The money that debtors owe is the same money that savers have. If savers do not spend their money, debtors cannot earn the money back and use it to pay their bank debts. Total debt cannot be reduced without an equal reduction of total savings. When debtors cannot pay banks, banks cannot pay their depositors, and the massively imbalanced commercial banking system comes crashing down. Like 1929. And 2008.
The mountain of money savings is really a mountain of commercial bank-issued credits that are owed by debtors. If debtors cannot pay, the credits are uncollectable. The mountain of uncollectable credits slides into the pit of unpayable debts, and the balance sheet rebalances to $0.
Back to “sound money”.
The credits repaid the debts. The debts absorbed the credits. There is no more credit-money and there is no more debt that is owed in credit-money. The banking system balance sheet has contracted back to where it began, with $0 Assets and $0 Liabilities. No more debts. No more money.

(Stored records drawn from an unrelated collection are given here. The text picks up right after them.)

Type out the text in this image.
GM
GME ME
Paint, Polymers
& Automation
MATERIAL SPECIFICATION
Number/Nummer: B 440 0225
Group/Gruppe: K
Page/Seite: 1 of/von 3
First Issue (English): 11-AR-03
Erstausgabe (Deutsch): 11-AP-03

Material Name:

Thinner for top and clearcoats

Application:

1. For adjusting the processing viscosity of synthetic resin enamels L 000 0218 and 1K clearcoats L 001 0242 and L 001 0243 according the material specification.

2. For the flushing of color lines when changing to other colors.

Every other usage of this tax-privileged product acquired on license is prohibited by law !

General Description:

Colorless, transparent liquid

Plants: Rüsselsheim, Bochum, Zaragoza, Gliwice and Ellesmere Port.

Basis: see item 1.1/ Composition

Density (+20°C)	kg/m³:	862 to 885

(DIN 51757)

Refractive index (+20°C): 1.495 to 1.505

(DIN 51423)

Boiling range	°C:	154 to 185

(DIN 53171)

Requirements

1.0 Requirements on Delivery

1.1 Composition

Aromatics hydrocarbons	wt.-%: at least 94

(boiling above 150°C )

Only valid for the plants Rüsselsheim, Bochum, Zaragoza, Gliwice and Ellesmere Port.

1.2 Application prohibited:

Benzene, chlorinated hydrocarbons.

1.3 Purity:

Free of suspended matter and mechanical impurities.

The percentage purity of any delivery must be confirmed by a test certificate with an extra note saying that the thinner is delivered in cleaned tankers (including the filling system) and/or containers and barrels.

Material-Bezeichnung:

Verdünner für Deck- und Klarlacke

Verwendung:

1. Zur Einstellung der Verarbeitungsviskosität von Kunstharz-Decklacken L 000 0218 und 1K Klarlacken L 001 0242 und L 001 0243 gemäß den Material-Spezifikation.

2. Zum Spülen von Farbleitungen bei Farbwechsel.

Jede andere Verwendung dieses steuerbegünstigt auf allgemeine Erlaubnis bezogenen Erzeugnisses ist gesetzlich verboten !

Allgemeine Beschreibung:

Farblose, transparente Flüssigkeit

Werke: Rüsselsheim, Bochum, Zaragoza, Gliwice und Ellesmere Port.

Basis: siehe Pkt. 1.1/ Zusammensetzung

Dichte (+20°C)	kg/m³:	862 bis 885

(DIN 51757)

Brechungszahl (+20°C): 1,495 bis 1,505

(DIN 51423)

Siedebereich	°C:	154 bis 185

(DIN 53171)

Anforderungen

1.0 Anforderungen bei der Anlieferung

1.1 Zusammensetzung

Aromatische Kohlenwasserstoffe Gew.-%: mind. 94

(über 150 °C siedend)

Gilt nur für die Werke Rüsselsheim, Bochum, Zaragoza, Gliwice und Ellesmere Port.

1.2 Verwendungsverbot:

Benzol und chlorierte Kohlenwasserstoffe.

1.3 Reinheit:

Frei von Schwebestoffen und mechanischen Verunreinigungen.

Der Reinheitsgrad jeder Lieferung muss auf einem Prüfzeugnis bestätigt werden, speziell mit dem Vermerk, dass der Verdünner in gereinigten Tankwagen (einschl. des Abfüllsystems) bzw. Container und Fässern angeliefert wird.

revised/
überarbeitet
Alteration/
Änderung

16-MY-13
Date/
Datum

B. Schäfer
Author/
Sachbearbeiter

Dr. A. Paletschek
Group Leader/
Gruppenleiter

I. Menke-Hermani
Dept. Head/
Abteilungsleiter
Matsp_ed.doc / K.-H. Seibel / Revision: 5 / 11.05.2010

It cannot be otherwise, within a zero sum balance sheet paradigm, where all of the money supply is issued as credits that are owed as debts to the credit-issuer.
Creating Wealth out of Nothing – Balance Sheet Tyranny
But after the Collapse some debts were simply written off as uncollectable, so some people ended up with credit-money that was created as debt, but which the people who now have don’t personally owe as debt. These people now own debt-free money, to buy whatever is for sale.
Meanwhile, the world’s debtors had pledged real assets like real estate and corporate shares and future tax revenues and public infrastructure, as collateral security against their promises to repay bank loans and bond-debt, plus interest. When debtors default on payment, creditors take possession of the real assets. Creditors then sell those assets at liquidation sales, and anybody who has money can buy them, cheap. Creditors get the money; investors get the real assets.
“The economy” built all those real assets with real resources and real work. But creditors who create credit out of nothing end up owning those real assets, because a zero sum money system is arithmetically guaranteed to end in mass defaults and creditor foreclosure on “mortgaged” real assets.
As a system for systematically debt-financing the development of a productive economic infrastructure by the collective efforts of literally billions of people, then seizing ownership of that infrastructure when debtors default as they must, the commercial bank credit/debt monopoly is pretty much tailor made.
I would characterize a system like that as a balance sheet tyranny.
One might see government issuance of positive sum debt-free fiat money as a democratic alternative.
Debt-free money worked for Franklin.
It can work for us.
Not necessarily a wholesale replacement of bank-issued credit with government-issued money, as some reformers seek. But as a positive sum supplement, to at least partially offset the catastrophic savings-debts imbalances that periodically crash the commercial bank balance sheet equation.
Illiquidity-cum-insolvency, then economic Depression for want of money demand for everything the moribund economy is able to produce “for sale”, is not an inevitable feature of reality.
But it is an inevitable feature of a world that is saddled with a credit/debt balance sheet money monopoly.